When we bought the Macgregor 25, there was no name on it, and naming it seemed like an important responsibility. My daughter went with me when I paid for the boat, and seemed genuinely excited about the purchase. We discussed several boat names on the way home, knowing that we had to confer with my wife and son before any final decision was made. Several names came to mind:
Yin Yang the symbol, not the words
Defiant (I always preferred Star Trek: Deep Space Nine)

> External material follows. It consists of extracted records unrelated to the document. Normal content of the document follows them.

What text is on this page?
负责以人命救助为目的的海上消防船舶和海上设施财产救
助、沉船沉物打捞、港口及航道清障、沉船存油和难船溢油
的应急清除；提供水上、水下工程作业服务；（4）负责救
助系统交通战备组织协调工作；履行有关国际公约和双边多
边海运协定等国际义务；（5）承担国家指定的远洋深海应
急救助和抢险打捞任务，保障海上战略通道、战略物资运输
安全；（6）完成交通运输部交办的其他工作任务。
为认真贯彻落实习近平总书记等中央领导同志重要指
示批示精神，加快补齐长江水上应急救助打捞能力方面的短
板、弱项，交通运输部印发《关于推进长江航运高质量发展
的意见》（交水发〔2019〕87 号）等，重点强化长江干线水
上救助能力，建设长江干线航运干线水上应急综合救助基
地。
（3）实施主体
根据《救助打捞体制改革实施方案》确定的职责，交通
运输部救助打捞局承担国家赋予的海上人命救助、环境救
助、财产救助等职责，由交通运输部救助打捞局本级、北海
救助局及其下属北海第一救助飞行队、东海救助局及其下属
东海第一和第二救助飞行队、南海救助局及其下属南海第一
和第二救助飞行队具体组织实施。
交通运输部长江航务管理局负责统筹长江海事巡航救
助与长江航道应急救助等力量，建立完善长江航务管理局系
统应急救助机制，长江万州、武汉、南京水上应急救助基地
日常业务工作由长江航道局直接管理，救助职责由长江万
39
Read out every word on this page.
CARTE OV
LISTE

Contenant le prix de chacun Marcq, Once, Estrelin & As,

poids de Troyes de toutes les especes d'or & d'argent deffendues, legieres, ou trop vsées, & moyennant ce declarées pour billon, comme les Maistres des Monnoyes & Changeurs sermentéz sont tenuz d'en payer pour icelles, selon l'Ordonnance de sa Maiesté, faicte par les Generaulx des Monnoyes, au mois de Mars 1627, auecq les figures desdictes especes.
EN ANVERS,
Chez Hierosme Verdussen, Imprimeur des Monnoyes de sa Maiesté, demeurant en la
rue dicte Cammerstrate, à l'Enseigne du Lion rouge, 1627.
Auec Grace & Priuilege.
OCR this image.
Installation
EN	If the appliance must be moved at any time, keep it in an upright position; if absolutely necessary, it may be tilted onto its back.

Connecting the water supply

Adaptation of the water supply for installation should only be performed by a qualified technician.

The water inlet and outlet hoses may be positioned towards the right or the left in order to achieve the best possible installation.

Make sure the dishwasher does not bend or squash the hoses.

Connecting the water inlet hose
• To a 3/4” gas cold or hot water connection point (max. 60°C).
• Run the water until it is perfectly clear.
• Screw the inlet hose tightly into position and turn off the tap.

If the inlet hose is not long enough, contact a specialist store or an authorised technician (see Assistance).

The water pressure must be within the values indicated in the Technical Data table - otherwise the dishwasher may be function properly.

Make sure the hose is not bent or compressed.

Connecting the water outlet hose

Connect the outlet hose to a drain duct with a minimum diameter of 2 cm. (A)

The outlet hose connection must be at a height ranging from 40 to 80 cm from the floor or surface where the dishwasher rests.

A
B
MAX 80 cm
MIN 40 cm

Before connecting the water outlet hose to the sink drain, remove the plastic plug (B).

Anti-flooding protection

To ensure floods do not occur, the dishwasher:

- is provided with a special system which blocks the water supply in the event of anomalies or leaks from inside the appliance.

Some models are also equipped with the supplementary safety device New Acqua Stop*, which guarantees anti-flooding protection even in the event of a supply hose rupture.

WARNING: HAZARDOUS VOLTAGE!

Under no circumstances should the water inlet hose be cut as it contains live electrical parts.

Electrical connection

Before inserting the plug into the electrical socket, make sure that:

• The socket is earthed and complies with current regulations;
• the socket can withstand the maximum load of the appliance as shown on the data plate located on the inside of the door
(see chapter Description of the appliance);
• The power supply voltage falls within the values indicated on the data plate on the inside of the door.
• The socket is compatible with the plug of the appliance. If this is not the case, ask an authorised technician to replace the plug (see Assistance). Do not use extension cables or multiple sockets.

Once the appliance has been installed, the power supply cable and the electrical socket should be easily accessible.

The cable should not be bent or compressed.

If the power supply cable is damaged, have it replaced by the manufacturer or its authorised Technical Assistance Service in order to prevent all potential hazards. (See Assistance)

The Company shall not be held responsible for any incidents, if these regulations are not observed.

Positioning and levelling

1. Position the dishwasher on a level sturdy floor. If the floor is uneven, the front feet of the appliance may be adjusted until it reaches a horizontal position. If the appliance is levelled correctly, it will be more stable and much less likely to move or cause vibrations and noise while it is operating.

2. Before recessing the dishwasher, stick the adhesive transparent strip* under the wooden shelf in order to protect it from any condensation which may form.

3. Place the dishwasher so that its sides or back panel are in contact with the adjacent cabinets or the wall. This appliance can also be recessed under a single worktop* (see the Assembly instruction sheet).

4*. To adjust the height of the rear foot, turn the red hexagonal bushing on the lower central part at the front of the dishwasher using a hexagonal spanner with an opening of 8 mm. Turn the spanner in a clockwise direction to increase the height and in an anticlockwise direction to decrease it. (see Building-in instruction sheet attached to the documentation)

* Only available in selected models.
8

We really didn’t make any headway in discussing the name among the 4 of us, and we agreed that perhaps my sailing/ motoring the boat down to Solomons might provide some insights. Actually, it did. Our last couple of hours was in the dark with a full moon, so all of a sudden Moonglow and Evening Star became my favorites. Hercules I reserved as a nickname for the engine. And they were at the bottom of the list for my son and daughter. At this time, I pretty much decided that I didn’t want a name for the damn boat. I mean, there isn’t a law about that, right?
Well, for the December holidays (we celebrate Hanukkah, Christmas and Kwanzaa) we traveled to Florida for an acting program, and took an important side trip to kayak with the manatees. My daughter is enthralled with manatees and has been for years. After kayaking with these animals in Florida, we were all hooked. I even have a manatee cursor for my computer. One of my daughter’s holiday gifts was to adopt a manatee from the Save the Manatee Club. We chose a manatee who had been seen in both Cape Cod, where we used to vacation, in New Jersey where we used to live and in the Chesapeake Bay, where we live now. His name is Ilya and he may be one of the most famous manatees in the country, as noted in this post:
The name Siren or Sirenian, the genus of manatees was my first suggestion, but my daughter said, “why don’t we just name the boat after Ilya?” And so it goes.